Monday, April 23, 2007

What do the Korean DMZ and Chernobyl have in common?

They're both basically nature preserves in all but name. That and more in my latest Gristmill post.
To put it another way, humanity's regular everyday presence on earth is more disruptive than the worst nuclear disaster in history.


Oberlinblogger said...

Hm. I can't comment over there, so I will here.

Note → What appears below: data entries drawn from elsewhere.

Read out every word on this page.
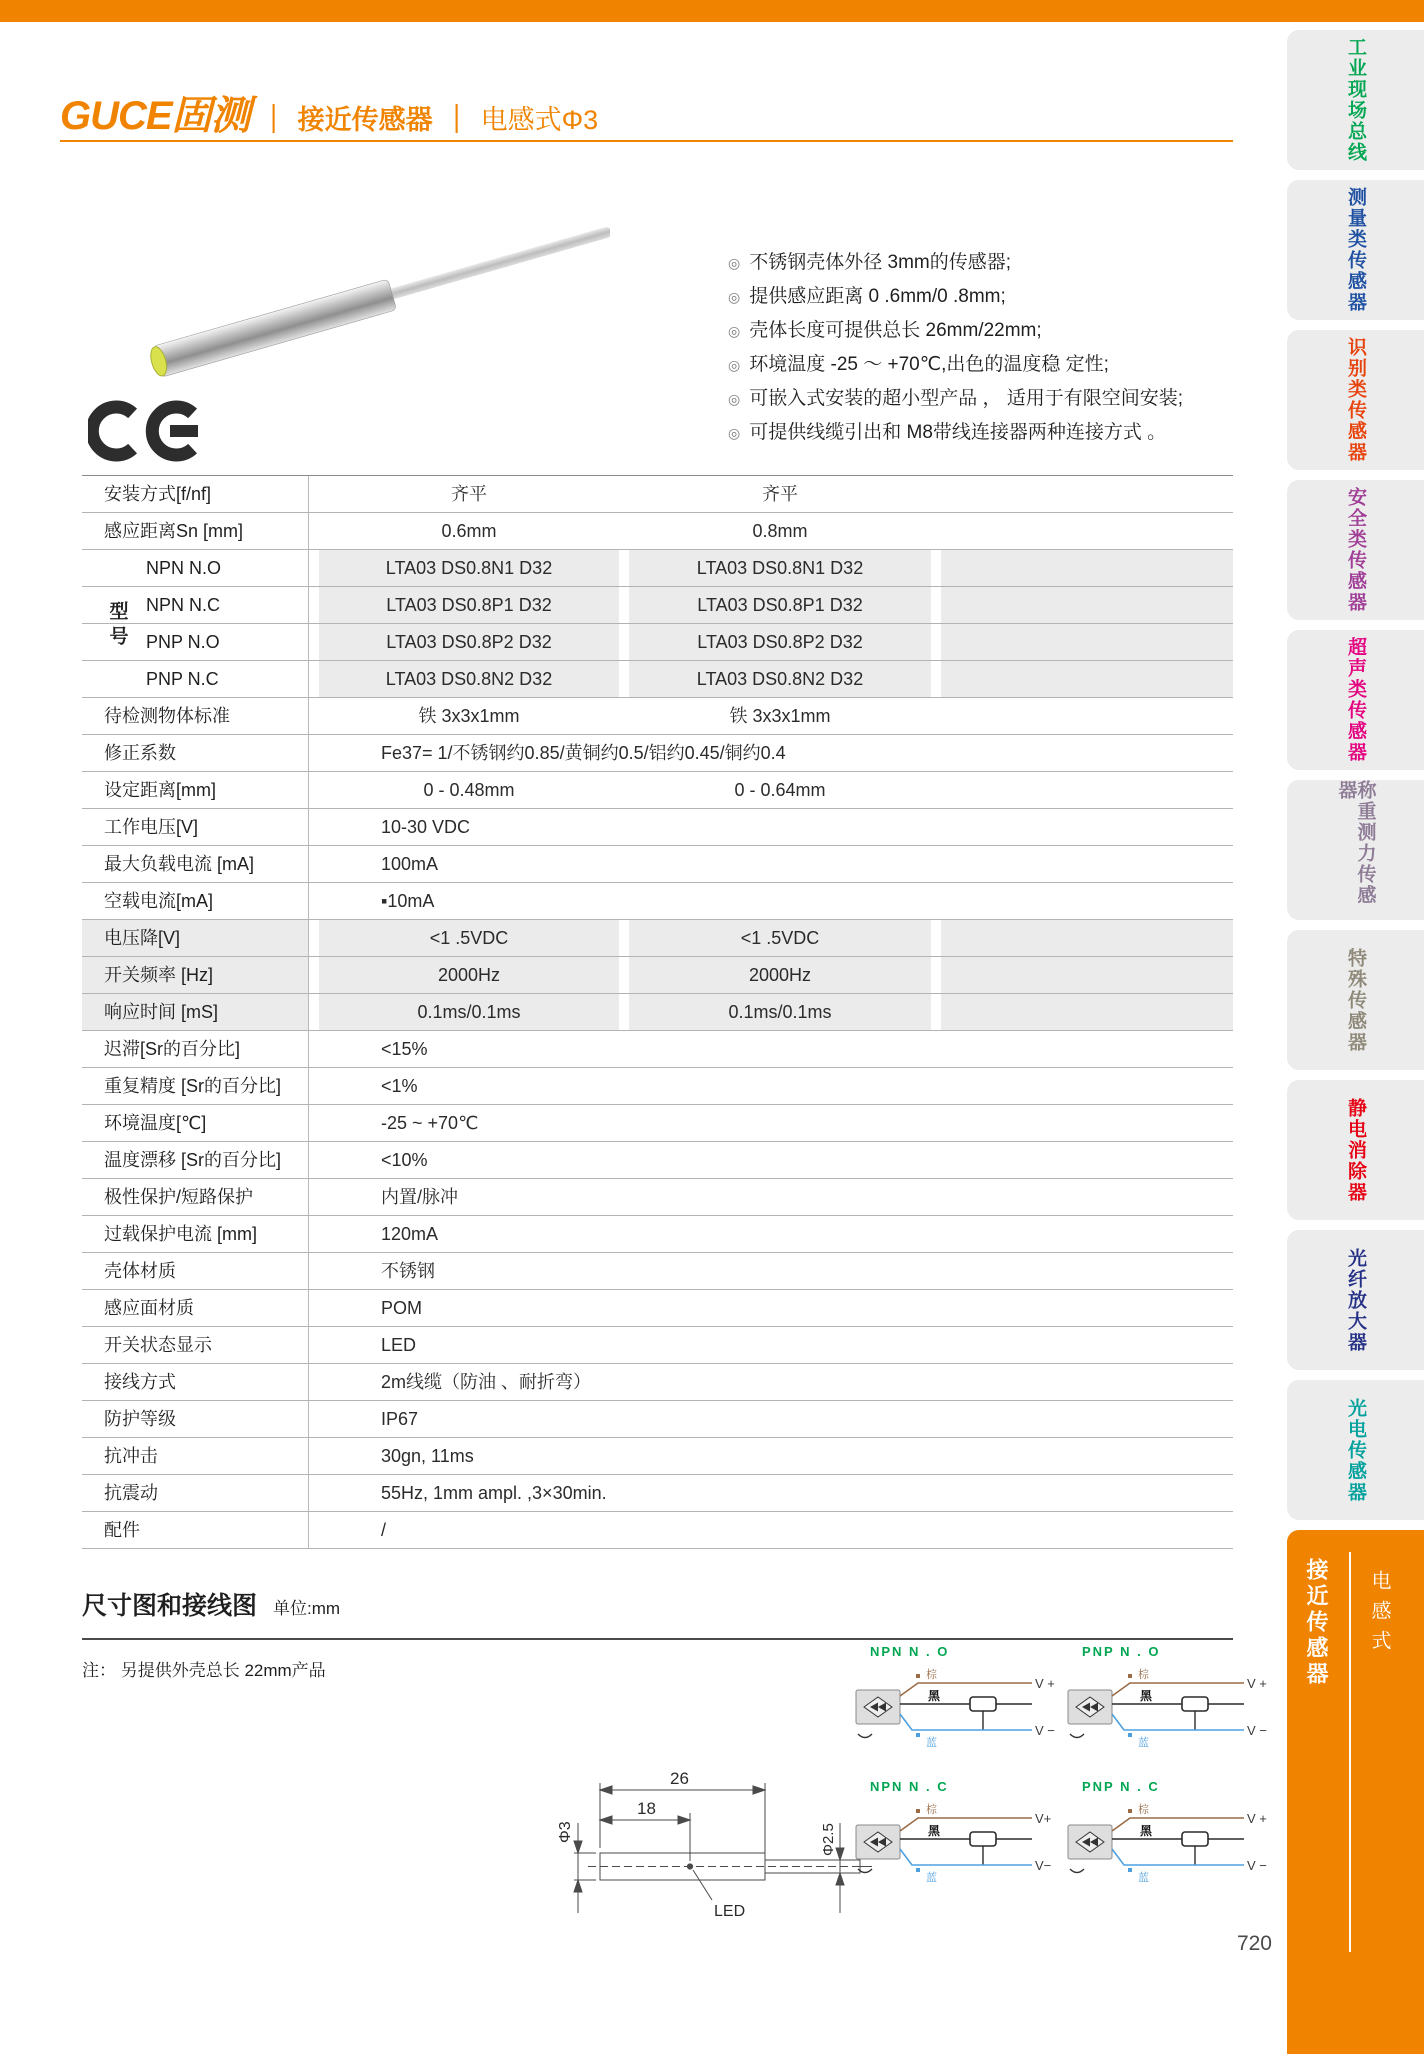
GUCE固测 ｜ 接近传感器 ｜ 电感式Φ3
◎ 不锈钢壳体外径 3mm的传感器;
◎ 提供感应距离 0 .6mm/0 .8mm;
◎ 壳体长度可提供总长 26mm/22mm;
◎ 环境温度 -25 ～ +70℃,出色的温度稳 定性;
◎ 可嵌入式安装的超小型产品 ， 适用于有限空间安装;
◎ 可提供线缆引出和 M8带线连接器两种连接方式 。
安装方式[f/nf]	齐平	齐平
感应距离Sn [mm]	0.6mm	0.8mm
NPN N.O	LTA03 DS0.8N1 D32	LTA03 DS0.8N1 D32
NPN N.C	LTA03 DS0.8P1 D32	LTA03 DS0.8P1 D32
PNP N.O	LTA03 DS0.8P2 D32	LTA03 DS0.8P2 D32
PNP N.C	LTA03 DS0.8N2 D32	LTA03 DS0.8N2 D32
待检测物体标准	铁 3x3x1mm	铁 3x3x1mm
修正系数	Fe37= 1/不锈钢约0.85/黄铜约0.5/铝约0.45/铜约0.4
设定距离[mm]	0 - 0.48mm	0 - 0.64mm
工作电压[V]	10-30 VDC
最大负载电流 [mA]	100mA
空载电流[mA]	▪10mA
电压降[V]	<1 .5VDC	<1 .5VDC
开关频率 [Hz]	2000Hz	2000Hz
响应时间 [mS]	0.1ms/0.1ms	0.1ms/0.1ms
迟滞[Sr的百分比]	<15%
重复精度 [Sr的百分比]	<1%
环境温度[℃]	-25 ~ +70℃
温度漂移 [Sr的百分比]	<10%
极性保护/短路保护	内置/脉冲
过载保护电流 [mm]	120mA
壳体材质	不锈钢
感应面材质	POM
开关状态显示	LED
接线方式	2m线缆（防油 、耐折弯）
防护等级	IP67
抗冲击	30gn, 11ms
抗震动	55Hz, 1mm ampl. ,3×30min.
配件	/
型号
尺寸图和接线图 单位:mm
注： 另提供外壳总长 22mm产品
26
18
Φ3	Φ2.5
LED
NPN N . O
棕
V +
黑
蓝
V −
PNP N . O
棕
V +
黑
蓝
V −
NPN N . C
棕
V+
黑
蓝
V−
PNP N . C
棕
V +
黑
蓝
V −
720
工业现场总线
测量类传感器
识别类传感器
安全类传感器
超声类传感器
称重测力传感器
特殊传感器
静电消除器
光纤放大器
光电传感器
接近传感器 电感式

1) It's not surprising that the article linked doesn't provide details. I'd love to hear how an area producing 50 times the food of a regular farm with the same amount of sunlight is going to produce energy. Not to mention the idea that just because its indoors the plants won't need pesticides. (Read Eric Schlosser's Reefer Madness for the difficulties of keeping an indoor monoculture pest-free.)

2) Urbanization is great, I think, but not enough. I remember reading that pollution has caused the milk of women living in arctic regions far from any industrialized areas to be classifiable as toxic waste, just from consuming fish and seal regularly. Sealing ourselves off isn't enough if we don't make other changes as well.

3) Low foot-print polyculture has the advantage of (though its less efficient in terms of labor and cost) being much more efficient in terms of space. Which means replacing our mega-farms with the kind that us environmentalists like anyway would actually free up a lot of space, either for housing or for "natural" spaces.

-Sam L

Oberlinblogger said...

Sorry, I missed the part about wind generation. Regardless, the pellets which they claim will power most of it aren't an energy source, that energy is coming indirectly from the sunlight. I don't see how this could be anything other than a huge energy drain.